The answer came from Seer Data and Analytics, who looked closely at US methodology and then used Australian Bureau of Statistics figures, including Census data, to build a model that gave a robust picture of the wealth transfer potential in north-east Victoria. It was an Australian first. Kristi Mansfield, Seer’s co-founder, described Into Our Hands’ approach as “visionary’’.

 The final report, supported by the Federal government’s Building Better Region Fund as well as the Foundation for Rural and Regional Renewal, Alf & Meg Steel Fund and the June Canavan Foundation, estimated household wealth transfer in north-east Victoria in five-year intervals from 2016-2066 by age, gender, household type and locality. The compelling bottom line was that if one per cent of the wealth transfer from the region was bequeathed to the community foundation, the foundations’ endowment could build to $25 million in 10 years.

If 10 percent of households in Wangaratta and the adjoining council areas of Indigo, Alpine and Mansfield left five per cent of their household wealth to Our Hands, the Foundation corpus would be $1.5 million within two years, and $5 million in five years. On any measure, it represents a significant contribution to the Foundation – and therefore, the communities it serves.

All of this work had been done and the campaign to socialize the idea was ready to go when COVID-19 hit. It meant that the face-to-face education package that the Ecstra Foundation had funded Into Our Hands to deliver had to be changed. “In terms of delivery, we have varied our funding with Ecstra to cover an online education element, so we will work with some consultants once we’ve refined the education piece for the community to record a master class and a collection of online resources,’’ Sarah says.

“We’ve spent more money than we intended to develop downloadable replicable resources that communities can actually take from the web and we’re going to put up a couple of videos of the workshops, so people can still have access to the course if they don’t want to attend in the community. We made that decision late last year because we couldn’t be sure about the length of lockdown.’’

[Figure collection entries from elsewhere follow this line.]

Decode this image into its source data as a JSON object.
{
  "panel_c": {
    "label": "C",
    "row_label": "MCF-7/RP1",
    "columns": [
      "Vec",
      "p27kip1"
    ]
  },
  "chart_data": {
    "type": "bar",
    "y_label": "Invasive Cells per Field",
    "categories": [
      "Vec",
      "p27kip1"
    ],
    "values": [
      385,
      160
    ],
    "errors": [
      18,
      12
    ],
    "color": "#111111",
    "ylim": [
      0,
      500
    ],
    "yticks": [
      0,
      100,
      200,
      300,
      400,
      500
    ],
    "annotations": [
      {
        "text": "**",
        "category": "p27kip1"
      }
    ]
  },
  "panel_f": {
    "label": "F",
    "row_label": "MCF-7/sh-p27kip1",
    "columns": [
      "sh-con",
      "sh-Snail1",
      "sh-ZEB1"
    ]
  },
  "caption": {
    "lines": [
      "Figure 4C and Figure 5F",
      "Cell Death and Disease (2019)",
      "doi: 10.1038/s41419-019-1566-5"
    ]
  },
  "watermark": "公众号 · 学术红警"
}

Sarah initially hoped that Into Our Hands would be one of a small number of foundations exploring the wealth transfer idea. Due to a range of reasons, she has found herself taking on a pioneering role. But there’s no shortage of interest in how it goes.

Australian Community Philanthropy has formed a steering group to explore how learnings from existing transfer of wealth campaigns can be applied to community foundations across Australia. It is a potentially transformative innovation – 70 percent of the nation’s community foundations are located in rural and regional Australia.

ACP chair Ben Rodgers says: “Giving to place is a legacy that people can visualise – 100 years from now, local people will be coming together to remove the barriers faced by their neighbours. Transfer of Wealth Campaigns can help inspire people to partner with a community foundation to have an enduring impact for the place they call home.’’

Sarah recognizes that she is at the start of a 10–20-year campaign to get locals to consider the idea and then embrace it. But she’s hopeful that it will also give all those working in community foundations renewed energy to try something new.

“The challenge now is the resourcing of it, and the campaign and the field work – the work in the community to grow this idea, to grow understanding of the value of structured giving, the why you do it – that’s the resourcing issue now and the issue for community foundations across the country,’’ she says.

Philanthropy Australia will be launching a new strategic roadmap to grow giving at next month’s national conference. Seer Data and Analytics’ research informs the roadmap and highlights the opportunities of intergenerational wealth transfer across Australia to increase giving.